Dr. Hüseyin Sarıkaya, Dünya Yürüyüş Günü dolayısıyla açıklamalarda bulunarak, gelişen teknolojiye bağlı kronik sağlık sorunlarının önlenmesi ile ilgili bilgilendirmelerde bulundu. Teknolojinin gelişmesiyle birlikte kronik hastalıkların artış gösterdiğini belirten Sarıkaya, dayanıklılık aktiviteleri vücudun oksijeni kullanma kapasitesini arttıran, büyük kas gruplarının dinamik ve ritmik olarak çalıştığı aktiviteler olduğunu dile getirerek yürüyüş aktivitesi fiziksel ve ruhsal açıdan sağlığı destekleyecek ideal bir aktivite olduğunu söyledi.
"KRONİK HASTALIKLARIN GÖRÜLME SIKLIĞINI ARTTI"
Teknolojinin gelişmesiyle hareketsizliğe bağlı sağlık sorunlarının artış gösterdiğini söyleyen Sarıkaya, "Günümüzde fiziksel aktivitenin sağlık için öneminin yeterince anlaşılamaması ve teknolojideki gelişmeler ile yaşam imkanlarının kolaylaşması giderek daha hareketsiz bir yaşam tarzının benimsenmesi ile toplumda obezite, kalp-damar hastalıkları, hipertansiyon, diyabet, osteoporoz gibi kronik hastalıkların görülme sıklığını artırmıştır. Türkiye Beslenme ve Sağlık Araştırması 2017 sonuçlarına göre 15 ve üzeri yaş nüfusta toplumun yüzde 42.4'ü düşük, yüzde 33.1'i orta, yüzde 24.4'ü yüksek düzeyde fiziksel aktivite yapmaktadır. Türkiye Beslenme ve Sağlık Araştırması 2017 verilerine göre günlük oturarak ya da uzanarak harcanan zaman 15 yaş üzeri erkek için 384.5 dakika, kadın için 374.1 dakika ve toplam 379.3 dakikadır. Günlük oturarak ya da uzanarak harcanan zaman 19 yaş üzeri erkek için 376.7 dakika, kadın için 363.7 dk ve toplam 370.2 dakikadır. Yürüyüş yapmak tüm yaştaki bireyler için en yaygın ve kolay uygulanabilen dayanıklılık (aerobik) aktivitesidir. Dayanıklılık aktiviteleri vücudumuzun oksijeni kullanma kapasitesini arttıran, büyük kas gruplarının dinamik ve ritmik olarak çalıştığı aktivitelerdir. Yürüyüş aktivitesi fiziksel ve ruhsal açıdan sağlığımızı destekleyecek ideal bir aktivitedir" dedi.
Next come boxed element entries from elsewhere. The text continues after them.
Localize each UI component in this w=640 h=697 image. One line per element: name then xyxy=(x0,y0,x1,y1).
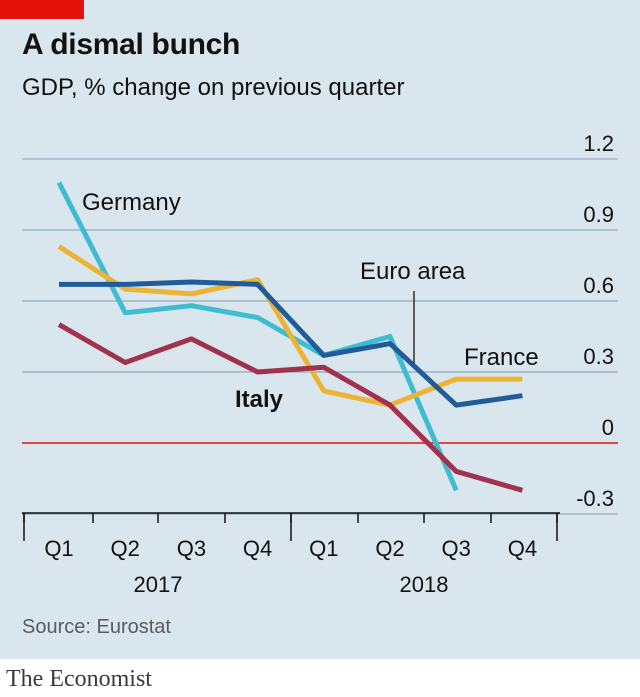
series-line-italy xyxy=(57,322,524,493)
series-label-italy: Italy xyxy=(235,386,284,413)
chart-subtitle: GDP, % change on previous quarter xyxy=(22,74,405,101)
label-layer: Germany Euro area France Italy xyxy=(82,189,539,413)
chart-title: A dismal bunch xyxy=(22,28,241,61)
x-tick-label: Q2 xyxy=(375,536,404,561)
y-tick-label: -0.3 xyxy=(576,486,614,511)
series-line-france xyxy=(57,244,523,408)
y-tick-label: 1.2 xyxy=(583,131,614,156)
series-label-germany: Germany xyxy=(82,189,181,216)
series-layer xyxy=(56,181,524,493)
year-label: 2018 xyxy=(400,572,449,597)
series-line-germany xyxy=(56,181,459,492)
x-tick-label: Q3 xyxy=(442,536,471,561)
axis-layer: 1.2 0.9 0.6 0.3 0 -0.3 Q1 Q2 Q3 Q4 Q1 Q2 Q3 Q4 2017 201… xyxy=(22,131,614,597)
line-chart: 1.2 0.9 0.6 0.3 0 -0.3 Q1 Q2 Q3 Q4 Q1 Q2 Q3 Q4 2017 201… xyxy=(22,131,618,597)
publisher-logo: The Economist xyxy=(6,666,152,692)
x-tick-label: Q3 xyxy=(177,536,206,561)
y-tick-label: 0.6 xyxy=(583,273,614,298)
series-label-france: France xyxy=(464,344,539,371)
year-label: 2017 xyxy=(134,572,183,597)
x-tick-label: Q2 xyxy=(111,536,140,561)
chart-panel xyxy=(0,0,640,659)
y-tick-label: 0.3 xyxy=(583,344,614,369)
x-tick-label: Q1 xyxy=(309,536,338,561)
x-tick-label: Q4 xyxy=(508,536,537,561)
series-line-euro-area xyxy=(59,279,523,408)
y-tick-label: 0 xyxy=(602,415,614,440)
brand-tab xyxy=(0,0,84,19)
source-note: Source: Eurostat xyxy=(22,616,171,638)
x-tick-label: Q4 xyxy=(243,536,272,561)
y-tick-label: 0.9 xyxy=(583,202,614,227)
series-label-euro-area: Euro area xyxy=(360,258,466,285)
x-tick-label: Q1 xyxy=(44,536,73,561)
"YÜRÜYÜŞÜ GÜNLÜK AKTİVİTELERİNİZ İÇERİSİNE KOLAYCA YERLEŞTİREBİLİRSİNİZ"
Yaş gruplarına göre fiziksel aktivite sürelerinin değiştiğine de değinen Sarıkaya, "Toplumun büyük bir kısmında fiziksel aktivite, spor kelimesi ile eşanlamlı olarak algılanmaktadır. Oysa fiziksel aktivite, günlük yaşam içinde kas ve eklemlerin kullanılarak enerji harcaması ile gerçekleşen, kalp ve solunum hızını artıran ve farklı şiddetlerde yorgunlukla sonuçlanan aktiviteler olarak tanımlanmaktadır. Bu çerçevede spor aktivitelerinin yanı sıra egzersiz, oyun ve gün içinde yapılan çeşitli aktiviteler de fiziksel aktivite olarak kabul edilmektedir. Fiziksel aktivitenin sağlığın koruyucu ve geliştirici etkisinin görülebilmesi için günlük aktivitelerin yanı sıra yetişkin yaş grubunda haftanın 5 günü en az 30 dakika, 5-17 yaş grubu için ise günde en az 60 dakika orta şiddette fiziksel aktivite yapılmalıdır. Orta şiddette fiziksel aktivite, solunum veya kalp atış hızında küçük artışlara neden olan orta düzeyde fiziksel güç gerektiren fiziksel aktivitedir. Bunu şu şekilde tanımlayabiliriz yapılan aktivite esnasında kişi konuşabilir fakat şarkı söyleyemez. Tempolu yürüyüş bu aktivitelere en iyi örneklerden birisidir. Fiziksel aktiviteyi yaşam biçimi haline getirmemizde yürüyüş önemlidir. Çünkü yürüyüşü günlük aktiviteleriniz içerisine kolayca yerleştirebilirsiniz." diye konuştu.